New York'taki Cold Spring Harbor Laboratuvarı Kanser Merkezi Direktörü ve Amerikan Kanser Araştırmaları Derneği'nin eski başkanı David Tuveson da bu konuda benzer bir görüş paylaşıyor. Tuveson, "COVID vücudu mahvediyor ve kanserler böyle başlayabilir," diyerek virüsün vücudun genel sağlığını nasıl olumsuz etkileyebileceğine dikkat çekiyor. 2023'te yayımlanan bir çalışmada, COVID-19'un tümörlerin oluşmasını engelleyen genleri değiştirebileceği ve vücutta geniş çaplı iltihaplanmaya yol açabileceği bulundu. Bu iltihaplanmanın, çeşitli organlarda kanserli hücrelerin oluşumuna katkı sağlayabileceği düşünülüyor.

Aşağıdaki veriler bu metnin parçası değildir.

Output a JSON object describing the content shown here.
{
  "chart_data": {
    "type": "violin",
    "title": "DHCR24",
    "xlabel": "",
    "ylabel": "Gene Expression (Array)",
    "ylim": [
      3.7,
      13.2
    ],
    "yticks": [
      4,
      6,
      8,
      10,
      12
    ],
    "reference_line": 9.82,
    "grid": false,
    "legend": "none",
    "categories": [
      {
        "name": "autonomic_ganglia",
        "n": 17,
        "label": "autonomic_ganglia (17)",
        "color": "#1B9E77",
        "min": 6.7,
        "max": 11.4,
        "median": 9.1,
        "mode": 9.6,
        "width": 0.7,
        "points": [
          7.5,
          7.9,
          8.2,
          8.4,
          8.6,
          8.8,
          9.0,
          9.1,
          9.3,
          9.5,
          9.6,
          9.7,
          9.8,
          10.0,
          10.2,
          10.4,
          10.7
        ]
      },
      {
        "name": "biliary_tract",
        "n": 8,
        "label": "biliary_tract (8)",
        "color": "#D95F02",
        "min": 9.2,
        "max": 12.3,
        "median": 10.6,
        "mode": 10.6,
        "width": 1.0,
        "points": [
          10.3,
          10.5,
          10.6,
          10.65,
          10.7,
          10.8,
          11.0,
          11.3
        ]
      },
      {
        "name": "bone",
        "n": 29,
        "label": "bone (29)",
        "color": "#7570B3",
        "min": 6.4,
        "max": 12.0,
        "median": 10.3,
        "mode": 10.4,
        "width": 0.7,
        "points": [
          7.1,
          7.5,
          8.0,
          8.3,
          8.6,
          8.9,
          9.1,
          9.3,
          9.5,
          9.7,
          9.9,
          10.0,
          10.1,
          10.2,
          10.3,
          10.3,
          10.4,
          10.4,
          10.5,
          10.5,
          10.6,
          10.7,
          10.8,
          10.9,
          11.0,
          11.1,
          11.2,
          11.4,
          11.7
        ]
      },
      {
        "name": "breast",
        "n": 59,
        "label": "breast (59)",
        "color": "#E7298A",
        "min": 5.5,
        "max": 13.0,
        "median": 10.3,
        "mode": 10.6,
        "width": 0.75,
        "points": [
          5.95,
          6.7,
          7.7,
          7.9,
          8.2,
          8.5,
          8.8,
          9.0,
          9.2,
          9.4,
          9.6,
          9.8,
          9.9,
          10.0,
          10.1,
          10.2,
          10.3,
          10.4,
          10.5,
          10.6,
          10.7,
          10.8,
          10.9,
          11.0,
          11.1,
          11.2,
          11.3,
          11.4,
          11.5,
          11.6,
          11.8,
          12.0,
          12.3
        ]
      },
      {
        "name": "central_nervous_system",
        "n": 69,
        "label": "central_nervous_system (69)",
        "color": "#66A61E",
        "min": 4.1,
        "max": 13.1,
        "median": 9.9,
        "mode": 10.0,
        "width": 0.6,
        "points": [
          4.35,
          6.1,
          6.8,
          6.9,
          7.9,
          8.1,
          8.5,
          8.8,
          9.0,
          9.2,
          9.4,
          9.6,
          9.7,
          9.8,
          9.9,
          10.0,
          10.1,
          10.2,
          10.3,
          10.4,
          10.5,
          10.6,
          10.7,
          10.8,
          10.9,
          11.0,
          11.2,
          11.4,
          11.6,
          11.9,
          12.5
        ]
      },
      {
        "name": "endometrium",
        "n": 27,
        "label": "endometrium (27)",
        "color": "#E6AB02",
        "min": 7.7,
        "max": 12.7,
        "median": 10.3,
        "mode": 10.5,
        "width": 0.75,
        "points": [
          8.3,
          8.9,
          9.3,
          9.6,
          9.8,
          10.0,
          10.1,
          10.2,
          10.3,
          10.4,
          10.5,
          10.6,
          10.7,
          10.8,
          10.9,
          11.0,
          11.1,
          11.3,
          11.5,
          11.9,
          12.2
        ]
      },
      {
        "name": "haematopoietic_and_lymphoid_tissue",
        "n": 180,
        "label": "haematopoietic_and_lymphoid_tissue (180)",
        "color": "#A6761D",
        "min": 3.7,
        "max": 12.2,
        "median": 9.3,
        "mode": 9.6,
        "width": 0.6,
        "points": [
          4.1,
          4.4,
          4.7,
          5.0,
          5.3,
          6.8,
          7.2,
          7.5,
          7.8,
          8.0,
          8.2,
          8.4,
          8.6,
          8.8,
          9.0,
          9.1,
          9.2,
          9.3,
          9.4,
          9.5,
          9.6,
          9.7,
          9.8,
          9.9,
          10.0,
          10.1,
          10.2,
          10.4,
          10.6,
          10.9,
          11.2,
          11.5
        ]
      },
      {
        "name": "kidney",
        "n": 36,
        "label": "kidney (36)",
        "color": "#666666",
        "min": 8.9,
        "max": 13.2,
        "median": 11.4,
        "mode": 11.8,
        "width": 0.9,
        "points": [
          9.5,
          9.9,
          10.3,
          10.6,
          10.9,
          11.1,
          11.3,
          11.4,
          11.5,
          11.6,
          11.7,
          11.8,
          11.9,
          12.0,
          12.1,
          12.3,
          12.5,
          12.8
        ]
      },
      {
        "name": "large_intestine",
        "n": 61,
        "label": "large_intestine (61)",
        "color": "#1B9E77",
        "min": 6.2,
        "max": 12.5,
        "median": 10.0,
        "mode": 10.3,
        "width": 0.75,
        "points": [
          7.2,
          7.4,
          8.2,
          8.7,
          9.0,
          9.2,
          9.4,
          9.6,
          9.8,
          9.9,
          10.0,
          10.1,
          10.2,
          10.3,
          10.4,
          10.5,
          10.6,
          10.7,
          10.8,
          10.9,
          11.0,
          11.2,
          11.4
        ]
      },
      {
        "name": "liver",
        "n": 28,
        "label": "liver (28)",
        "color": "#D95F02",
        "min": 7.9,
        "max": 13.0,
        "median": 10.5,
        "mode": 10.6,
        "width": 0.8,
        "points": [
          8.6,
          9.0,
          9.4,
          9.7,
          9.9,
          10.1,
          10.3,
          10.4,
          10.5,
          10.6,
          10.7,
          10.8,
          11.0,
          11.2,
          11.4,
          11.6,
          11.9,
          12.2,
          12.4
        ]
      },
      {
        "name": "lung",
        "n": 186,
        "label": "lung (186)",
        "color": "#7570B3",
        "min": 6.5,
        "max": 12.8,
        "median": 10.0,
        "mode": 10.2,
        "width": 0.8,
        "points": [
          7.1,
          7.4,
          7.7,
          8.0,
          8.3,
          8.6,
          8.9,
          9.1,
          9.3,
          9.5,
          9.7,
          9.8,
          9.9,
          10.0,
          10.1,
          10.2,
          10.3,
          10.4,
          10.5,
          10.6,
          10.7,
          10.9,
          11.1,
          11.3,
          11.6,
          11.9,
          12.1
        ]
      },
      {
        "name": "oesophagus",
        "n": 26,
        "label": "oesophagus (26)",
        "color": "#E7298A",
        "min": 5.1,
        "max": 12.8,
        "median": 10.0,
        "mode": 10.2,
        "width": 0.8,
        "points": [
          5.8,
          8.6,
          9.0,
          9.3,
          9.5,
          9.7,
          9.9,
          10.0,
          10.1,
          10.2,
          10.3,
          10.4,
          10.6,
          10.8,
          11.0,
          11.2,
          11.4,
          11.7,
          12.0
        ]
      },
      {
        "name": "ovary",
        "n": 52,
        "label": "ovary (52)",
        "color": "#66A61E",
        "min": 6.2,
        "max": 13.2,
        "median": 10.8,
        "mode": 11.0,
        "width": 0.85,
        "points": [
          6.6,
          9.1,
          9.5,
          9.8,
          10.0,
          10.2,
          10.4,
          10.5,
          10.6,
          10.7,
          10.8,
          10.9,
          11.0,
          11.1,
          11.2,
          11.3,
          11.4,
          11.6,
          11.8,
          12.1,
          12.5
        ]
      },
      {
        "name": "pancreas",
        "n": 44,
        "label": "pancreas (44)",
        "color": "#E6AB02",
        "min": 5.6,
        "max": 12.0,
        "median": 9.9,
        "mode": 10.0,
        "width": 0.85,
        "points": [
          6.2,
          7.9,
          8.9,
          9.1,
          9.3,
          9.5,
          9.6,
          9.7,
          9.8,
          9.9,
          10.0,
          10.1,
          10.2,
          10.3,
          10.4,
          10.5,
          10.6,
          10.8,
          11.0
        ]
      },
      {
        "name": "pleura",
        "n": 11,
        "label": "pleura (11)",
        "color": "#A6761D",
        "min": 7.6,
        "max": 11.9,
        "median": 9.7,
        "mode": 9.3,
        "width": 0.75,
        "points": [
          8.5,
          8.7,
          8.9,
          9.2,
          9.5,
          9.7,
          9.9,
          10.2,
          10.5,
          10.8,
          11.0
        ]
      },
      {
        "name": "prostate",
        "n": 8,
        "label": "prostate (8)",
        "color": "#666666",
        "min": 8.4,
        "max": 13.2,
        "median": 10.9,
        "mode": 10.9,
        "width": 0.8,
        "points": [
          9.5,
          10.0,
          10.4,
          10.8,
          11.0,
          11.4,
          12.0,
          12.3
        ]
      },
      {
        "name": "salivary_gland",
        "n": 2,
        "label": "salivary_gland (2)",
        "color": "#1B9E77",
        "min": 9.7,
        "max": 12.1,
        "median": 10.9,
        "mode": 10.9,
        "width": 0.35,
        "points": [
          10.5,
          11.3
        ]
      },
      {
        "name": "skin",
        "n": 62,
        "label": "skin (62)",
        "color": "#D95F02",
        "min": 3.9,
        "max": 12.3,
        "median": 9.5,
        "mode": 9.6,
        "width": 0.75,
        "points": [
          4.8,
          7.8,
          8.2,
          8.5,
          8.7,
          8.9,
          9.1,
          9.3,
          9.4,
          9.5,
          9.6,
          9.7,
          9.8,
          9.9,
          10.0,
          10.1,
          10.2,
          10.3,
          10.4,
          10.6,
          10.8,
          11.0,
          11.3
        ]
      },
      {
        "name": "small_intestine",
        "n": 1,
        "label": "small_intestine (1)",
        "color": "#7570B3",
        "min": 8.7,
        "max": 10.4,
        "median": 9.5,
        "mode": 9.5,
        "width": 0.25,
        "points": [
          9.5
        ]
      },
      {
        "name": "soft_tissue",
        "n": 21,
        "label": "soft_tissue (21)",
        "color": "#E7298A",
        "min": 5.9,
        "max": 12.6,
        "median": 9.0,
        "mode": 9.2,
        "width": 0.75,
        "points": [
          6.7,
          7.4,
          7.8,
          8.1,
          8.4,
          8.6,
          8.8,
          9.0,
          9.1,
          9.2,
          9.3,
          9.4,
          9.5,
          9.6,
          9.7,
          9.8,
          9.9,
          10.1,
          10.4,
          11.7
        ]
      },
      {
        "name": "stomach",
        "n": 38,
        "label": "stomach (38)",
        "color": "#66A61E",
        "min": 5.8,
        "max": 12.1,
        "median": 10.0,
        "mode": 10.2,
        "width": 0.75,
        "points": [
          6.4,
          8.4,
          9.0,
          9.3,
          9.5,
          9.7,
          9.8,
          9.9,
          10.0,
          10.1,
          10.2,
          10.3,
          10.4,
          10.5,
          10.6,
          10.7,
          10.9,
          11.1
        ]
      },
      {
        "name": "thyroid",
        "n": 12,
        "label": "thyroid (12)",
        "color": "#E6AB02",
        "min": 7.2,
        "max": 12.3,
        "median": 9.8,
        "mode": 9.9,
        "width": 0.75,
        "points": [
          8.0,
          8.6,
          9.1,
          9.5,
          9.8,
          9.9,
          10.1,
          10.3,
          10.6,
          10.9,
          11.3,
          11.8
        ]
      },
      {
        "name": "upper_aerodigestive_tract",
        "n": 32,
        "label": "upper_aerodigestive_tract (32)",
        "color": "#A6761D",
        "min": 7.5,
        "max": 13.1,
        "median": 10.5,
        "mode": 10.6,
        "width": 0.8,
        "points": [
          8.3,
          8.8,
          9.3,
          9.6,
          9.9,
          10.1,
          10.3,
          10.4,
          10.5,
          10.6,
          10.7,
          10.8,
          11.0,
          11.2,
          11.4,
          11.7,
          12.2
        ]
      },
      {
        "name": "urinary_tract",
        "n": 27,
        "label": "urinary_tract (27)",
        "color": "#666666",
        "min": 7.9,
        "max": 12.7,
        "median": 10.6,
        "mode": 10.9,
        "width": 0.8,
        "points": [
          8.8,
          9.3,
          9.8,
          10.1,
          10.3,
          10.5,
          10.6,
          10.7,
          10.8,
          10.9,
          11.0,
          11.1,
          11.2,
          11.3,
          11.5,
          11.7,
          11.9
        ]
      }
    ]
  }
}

Pandemi ve Sağlık Hizmetlerinin Aksaması:
Bazı uzmanlar ise pandemi döneminde sağlık hizmetlerinde yaşanan aksaklıkların kanser vakalarındaki artışta önemli bir rol oynayabileceğini savunuyor. Pandemi sırasında birçok insan sağlık hizmetlerine erişimde zorluklar yaşadı veya virüs korkusuyla hastanelere gitmekten kaçındı. Amerika Kanser Topluluğu Sağlık Hizmetleri Araştırmaları Bilimsel Direktörü Xuesong Han, ABD'deki vakalarda görülen artışın tedavinin ertelenmesinden kaynaklanabileceğini belirtti. Han, "Elimde bu görüşü destekleyecek veri yok," diyerek COVID-19’un rolü üzerine daha fazla araştırma yapılması gerektiğini vurguladı.
Uzmanların Yönlendirmesi:
Bu dönemde, kanser vakalarındaki artışın altında yatan nedenleri anlamak için daha fazla araştırmaya ihtiyaç var. COVID-19'un uzun vadeli etkileri hakkında hala birçok bilinmeyen var. Uzmanlar, COVID-19’un kanser gelişimini nasıl etkileyebileceği üzerine daha fazla veriye ihtiyaç duyduklarını belirterek, bu kritik konunun takip edilmesi gerektiğini söylüyorlar.
Pandemi sonrası kanser vakalarındaki bu endişe verici artış, sağlık sektörünün COVID-19'un etkilerini ve sonuçlarını derinlemesine araştırmaya devam etmesi gerektiğini gösteriyor. Sağlık hizmetlerine erişimin önemi ve erken teşhisin hayati rolü bir kez daha vurgulanıyor.